Melissa Leo, forever short changed by Nurse Pam’s two dimensions, brings cold blooded determination and a clinical approach to the table this week. With Sheriff Pope permanently off the reservation, Leo steps it up a notch stealing almost every scene and forcing Dillon to raise his game. Meanwhile Ethan’s family cross paths with Megan Fisher at Wayward Pines Academy. Giving Shannyn Sossman and Charlie Tahan something more to do, which fills out an episode intent on playing mind games. Whether through social interactions or elsewhere, Pines is developing into a programme which requires more than a modicum of viewer interaction.

Using Robert Frost, Scottish poet and author of ‘Mending Walls’, show scribes work these lines in with no little poignancy, using Peter McCall as their conduit of choice.

‘Before I build a wall,
I would ask to know;
What I was walling in or walling out.’

Obvious references aside, Pines digs deeper than most prime time shows in its search for meaning. Everyone here is playing along. Each is hiding in plain sight and psychologically working off their own agenda. They are dissuaded from admitting the existence of another life outside of the town and perpetually live in fear. Kept in line by the threat of execution and plagued by what lays beyond that fence.

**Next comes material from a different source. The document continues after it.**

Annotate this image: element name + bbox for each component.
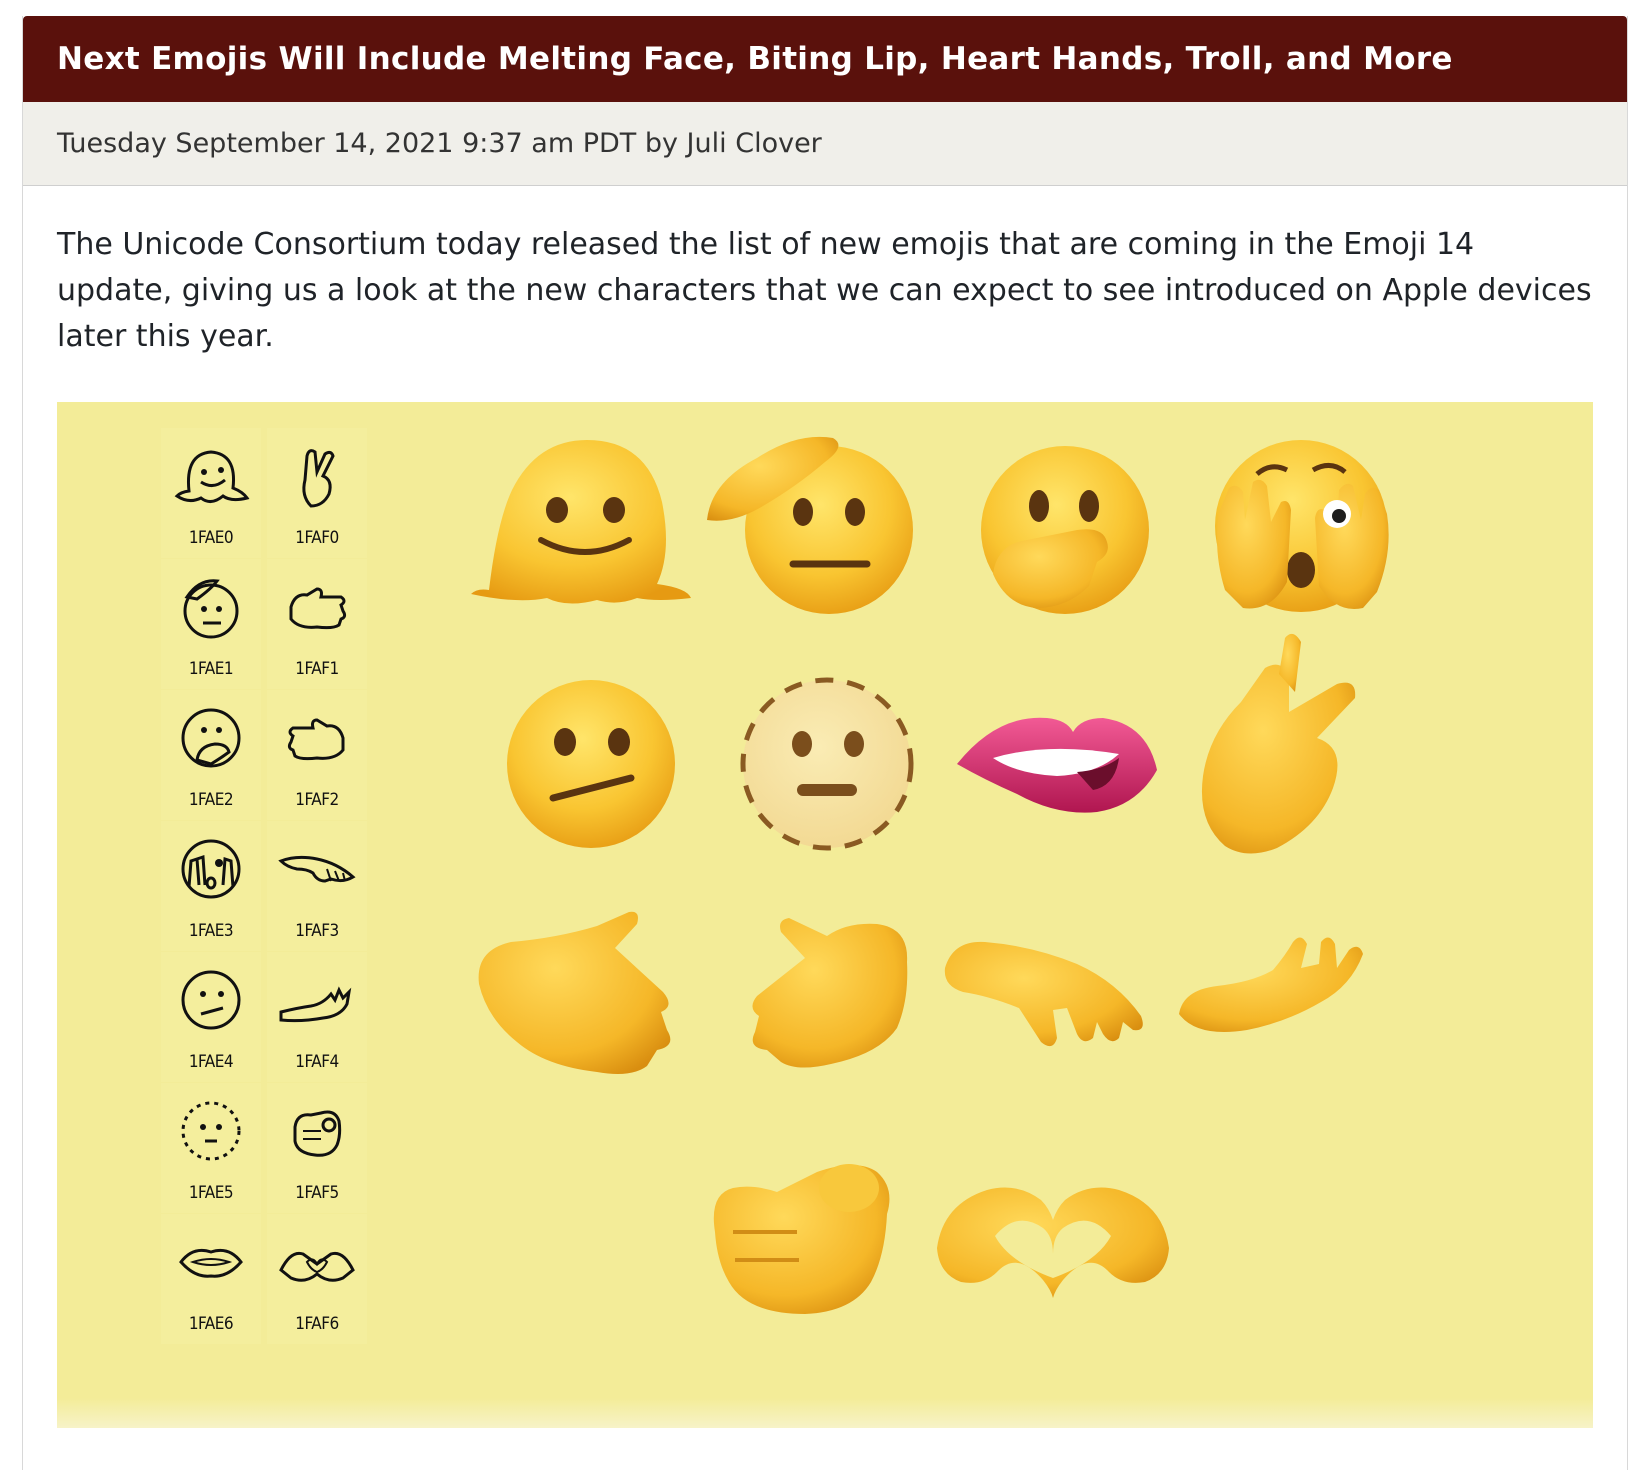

There are many theories circulating the net all of which I will avoid, because this is turning into great watch. Toby Jones, Matt Dillon, Shannyn Sossaman and everyone else are helping create a fine piece of television. There are nuanced performances and enough source material for this to keep running. Both layered and sinister yet appealingly watchable, Wayward Pines continues going from strength to strength. If this standard existed elsewhere I might watch more television. That people is a recommendation.